Powered by NREL URDB · 6 markets

Time-of-Use Electricity Rate Visualizer

Most utility websites describe peak hours in tariff PDFs nobody reads. Pick your utility below and see exactly when peak rates hit — by hour, by day of the week — then model what TOU would cost or save your household.

We pull the most recent residential time-of-use schedule for this utility from the NREL Utility Rate Database. 17 utilities in our footprint currently offer at least one TOU plan.

Data source

Tariff schedules and rates come from the NREL Utility Rate Database (URDB), a public-domain dataset maintained by the National Renewable Energy Laboratory. Most recent revision filed by Duke Energy Ohio: official tariff.

How time-of-use pricing works

Peak hours cost more

Usually weekday afternoons and early evenings (2–7 PM is typical). Some utilities also include a "shoulder" mid-tier.

Off-peak hours are cheap

Overnight, early mornings, late evenings — and on some plans, all weekend. Off-peak rates can be 30–50% below peak.

Shifting loads pays

EV chargers, pool pumps, electric water heaters, and dishwashers are easy to shift to off-peak. AC and cooking aren't.

Frequently asked questions

What is a time-of-use (TOU) electricity rate?

A time-of-use plan charges different prices depending on when you use electricity. Peak hours (typically afternoons and early evenings) cost more; off-peak hours (overnight, early mornings, sometimes weekends) cost less. If you can shift heavy loads — laundry, dishwasher, EV charging — to off-peak windows, TOU plans can beat a flat rate. If most of your usage happens during peak hours, TOU will cost more.

Which Texas, Ohio, Pennsylvania, Massachusetts, New Jersey, and Washington DC utilities offer TOU?

In our footprint, every Ohio investor-owned utility (AEP Ohio, Duke, AES, Ohio Edison, Toledo Edison, Illuminating Co), all Pennsylvania utilities except PPL, and all three Massachusetts utilities (Eversource, National Grid, Nantucket Electric) carry at least one residential TOU plan. In New Jersey, PSE&G and JCP&L offer residential TOU plans; Atlantic City Electric does not. In Washington DC, Pepco offers residential TOU. Texas TDUs (Oncor, CenterPoint, AEP Texas) don't directly offer TOU — but several Texas REPs sell free-nights and time-banded plans on top of the standard TDU delivery.

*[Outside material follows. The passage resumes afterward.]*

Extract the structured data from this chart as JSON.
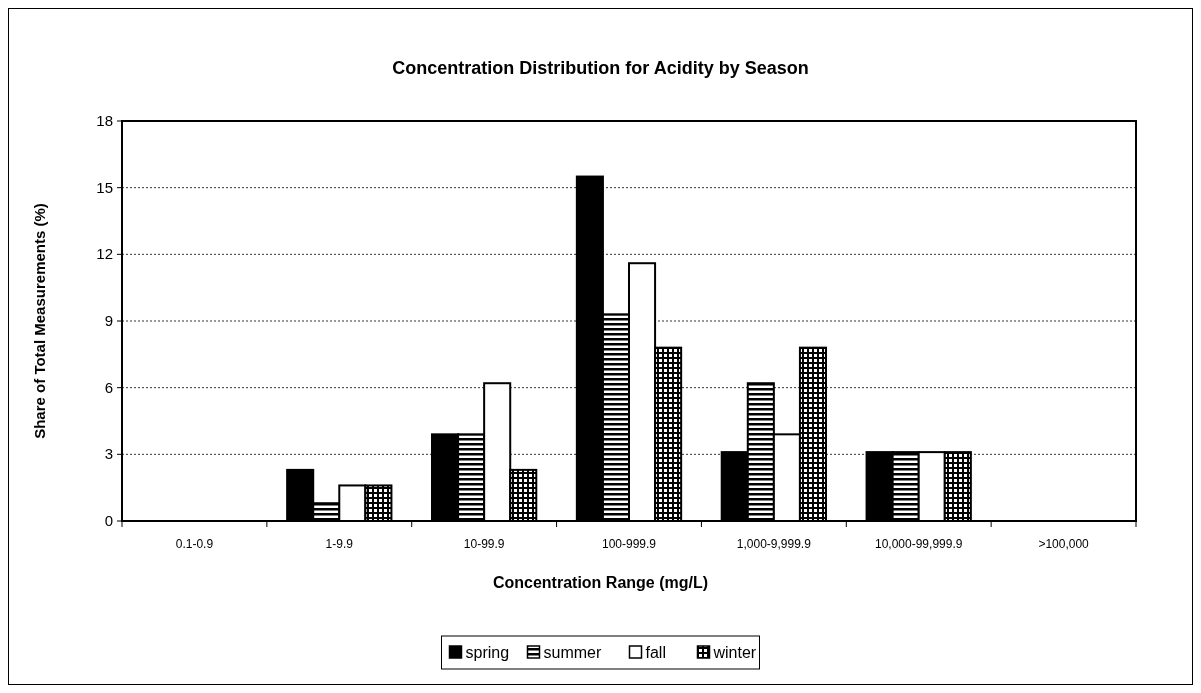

Where do you get the peak / off-peak schedules?

Directly from each utility's tariff filing, structured by the National Renewable Energy Laboratory's Utility Rate Database (URDB). When a utility files a new tariff with their state PUC, URDB ingests the new effective dates, peak windows, and rates within days. We pull from URDB monthly. The "Source" link below the heatmap goes straight to the official tariff PDF.

Is time-of-use worth it for my household?

Depends on when you use power. If at least 50% of your monthly kWh falls outside the utility's peak window — overnight, early morning, late evening, weekends in some plans — TOU usually beats a flat rate. If you're home in the afternoon running AC, cooking on an electric range, or charging an EV during peak hours, flat rate wins. The slider in this tool lets you model your own mix and see the dollar swing.

How accurate is the savings estimate?

It uses the actual peak and off-peak ¢/kWh from your utility's most recent residential TOU tariff. It assumes morning + overnight usage prices at off-peak rates and afternoon + evening usage at peak rates — a simplification that matches how the majority of utility TOU plans price their windows. For a precise dollar quote, ask your utility for a TOU bill comparison report based on your actual interval data.